# Evaluation of Data Integration

In this notebook, we evaluate how effective two relations can be integrated using the soft join operator.
Therefore, we utilize the [Datasets for DeepMatcher paper](https://github.com/anhaidgroup/deepmatcher/blob/master/Datasets.md).

The datasets contain two relations with the same entities from two different sources.
E.g. `iTunes-Amazon` contains song records obtained from iTunes and Amazon.
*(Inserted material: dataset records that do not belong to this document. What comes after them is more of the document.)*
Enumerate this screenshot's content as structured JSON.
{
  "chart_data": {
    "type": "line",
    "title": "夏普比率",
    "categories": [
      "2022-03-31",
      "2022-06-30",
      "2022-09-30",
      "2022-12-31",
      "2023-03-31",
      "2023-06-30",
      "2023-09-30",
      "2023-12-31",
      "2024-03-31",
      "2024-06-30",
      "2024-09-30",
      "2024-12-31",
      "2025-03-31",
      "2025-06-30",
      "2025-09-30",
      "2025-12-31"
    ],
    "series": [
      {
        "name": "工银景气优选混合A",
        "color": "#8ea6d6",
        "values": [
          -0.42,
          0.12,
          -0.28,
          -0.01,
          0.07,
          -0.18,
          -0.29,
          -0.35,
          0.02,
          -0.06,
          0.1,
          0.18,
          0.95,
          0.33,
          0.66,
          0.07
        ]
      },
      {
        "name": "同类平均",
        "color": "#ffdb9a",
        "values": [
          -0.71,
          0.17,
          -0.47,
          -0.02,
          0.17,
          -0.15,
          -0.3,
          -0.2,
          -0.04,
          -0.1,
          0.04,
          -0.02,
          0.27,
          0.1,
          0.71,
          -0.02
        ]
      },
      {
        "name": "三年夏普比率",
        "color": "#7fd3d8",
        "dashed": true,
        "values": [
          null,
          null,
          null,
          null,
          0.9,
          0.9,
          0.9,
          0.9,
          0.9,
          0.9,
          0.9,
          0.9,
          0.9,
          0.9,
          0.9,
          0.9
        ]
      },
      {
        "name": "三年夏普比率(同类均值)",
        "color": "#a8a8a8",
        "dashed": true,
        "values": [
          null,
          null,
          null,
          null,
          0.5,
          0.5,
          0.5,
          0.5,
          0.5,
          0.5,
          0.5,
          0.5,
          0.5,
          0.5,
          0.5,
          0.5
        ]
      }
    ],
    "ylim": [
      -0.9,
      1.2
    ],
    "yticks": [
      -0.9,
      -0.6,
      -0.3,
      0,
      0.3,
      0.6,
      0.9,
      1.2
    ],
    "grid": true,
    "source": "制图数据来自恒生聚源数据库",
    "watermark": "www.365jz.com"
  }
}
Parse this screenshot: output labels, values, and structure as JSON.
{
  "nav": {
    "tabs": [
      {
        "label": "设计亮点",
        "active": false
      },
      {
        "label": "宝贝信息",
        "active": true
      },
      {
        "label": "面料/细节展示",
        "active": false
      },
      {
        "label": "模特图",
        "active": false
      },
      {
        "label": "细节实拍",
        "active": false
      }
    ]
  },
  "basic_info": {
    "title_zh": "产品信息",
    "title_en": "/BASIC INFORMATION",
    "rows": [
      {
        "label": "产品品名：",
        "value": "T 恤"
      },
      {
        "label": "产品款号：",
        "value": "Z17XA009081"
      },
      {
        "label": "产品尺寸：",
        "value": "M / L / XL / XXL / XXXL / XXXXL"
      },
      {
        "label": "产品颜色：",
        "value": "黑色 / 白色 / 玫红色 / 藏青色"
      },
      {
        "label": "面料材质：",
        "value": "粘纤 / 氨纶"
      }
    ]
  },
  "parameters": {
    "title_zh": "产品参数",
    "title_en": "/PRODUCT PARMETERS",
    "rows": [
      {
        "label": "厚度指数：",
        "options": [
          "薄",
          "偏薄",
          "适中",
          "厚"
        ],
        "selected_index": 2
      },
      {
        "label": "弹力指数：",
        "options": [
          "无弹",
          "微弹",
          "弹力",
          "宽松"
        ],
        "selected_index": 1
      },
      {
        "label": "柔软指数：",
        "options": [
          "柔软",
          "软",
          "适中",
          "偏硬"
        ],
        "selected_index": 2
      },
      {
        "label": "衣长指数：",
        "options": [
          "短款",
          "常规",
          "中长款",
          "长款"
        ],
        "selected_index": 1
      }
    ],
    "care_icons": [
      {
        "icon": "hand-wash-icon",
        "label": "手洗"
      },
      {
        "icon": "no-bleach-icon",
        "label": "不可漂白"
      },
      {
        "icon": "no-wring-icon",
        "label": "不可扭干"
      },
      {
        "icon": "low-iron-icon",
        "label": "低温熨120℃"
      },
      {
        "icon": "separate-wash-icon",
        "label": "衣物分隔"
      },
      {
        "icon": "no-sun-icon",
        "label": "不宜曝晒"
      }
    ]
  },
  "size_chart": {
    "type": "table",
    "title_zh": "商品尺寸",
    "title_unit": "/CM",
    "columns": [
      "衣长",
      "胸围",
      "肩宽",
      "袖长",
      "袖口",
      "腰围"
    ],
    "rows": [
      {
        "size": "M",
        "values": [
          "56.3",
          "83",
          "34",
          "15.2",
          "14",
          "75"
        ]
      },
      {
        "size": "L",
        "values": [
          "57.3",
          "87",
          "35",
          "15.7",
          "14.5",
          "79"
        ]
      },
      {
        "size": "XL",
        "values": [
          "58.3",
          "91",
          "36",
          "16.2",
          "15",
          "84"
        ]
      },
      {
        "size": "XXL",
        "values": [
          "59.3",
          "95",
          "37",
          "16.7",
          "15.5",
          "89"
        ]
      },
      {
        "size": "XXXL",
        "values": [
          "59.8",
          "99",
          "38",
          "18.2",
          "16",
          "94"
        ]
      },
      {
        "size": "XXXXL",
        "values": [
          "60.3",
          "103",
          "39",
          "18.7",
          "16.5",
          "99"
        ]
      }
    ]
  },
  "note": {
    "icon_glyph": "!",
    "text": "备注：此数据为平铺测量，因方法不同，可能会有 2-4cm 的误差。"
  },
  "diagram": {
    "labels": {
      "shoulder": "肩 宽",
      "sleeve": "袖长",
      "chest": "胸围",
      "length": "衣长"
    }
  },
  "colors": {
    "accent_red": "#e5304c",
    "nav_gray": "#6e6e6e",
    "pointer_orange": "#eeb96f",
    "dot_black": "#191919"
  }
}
So, the task is to identify same songs.

To test different Models, datasets, ..., there are parameters in the [modifications](#modifications) section.
**Modfy Code in [Modifications](#modifications) Section Only!**

We calculate:
* $ TP = \text{True Matches} \cap \text{Predicted Matches} $
* $ FN = \text{True Matches} \setminus \text{Predicted Matches} $
* $ FP = \text{Predicted Matches} \setminus \text{True Matches} $

To determine the scores:
* $ Precision = \frac{TP}{TP + FP}$
* $ Recall = \frac{TP}{TP + FN}$
* $ F_1 = \frac{2 \cdot precision \cdot recall}{precision + recall} $
* BLEU 1-4

## Imports

In [None]:
%%capture
!rm -rf SofteningQueryEvaluation
!git clone https://github.com/HackerBschor/SofteningQueryEvaluation
%cd SofteningQueryEvaluation

!pip3 install faiss-gpu-cu12
!pip3 install pgvector

In [6]:
from huggingface_hub import notebook_login
notebook_login()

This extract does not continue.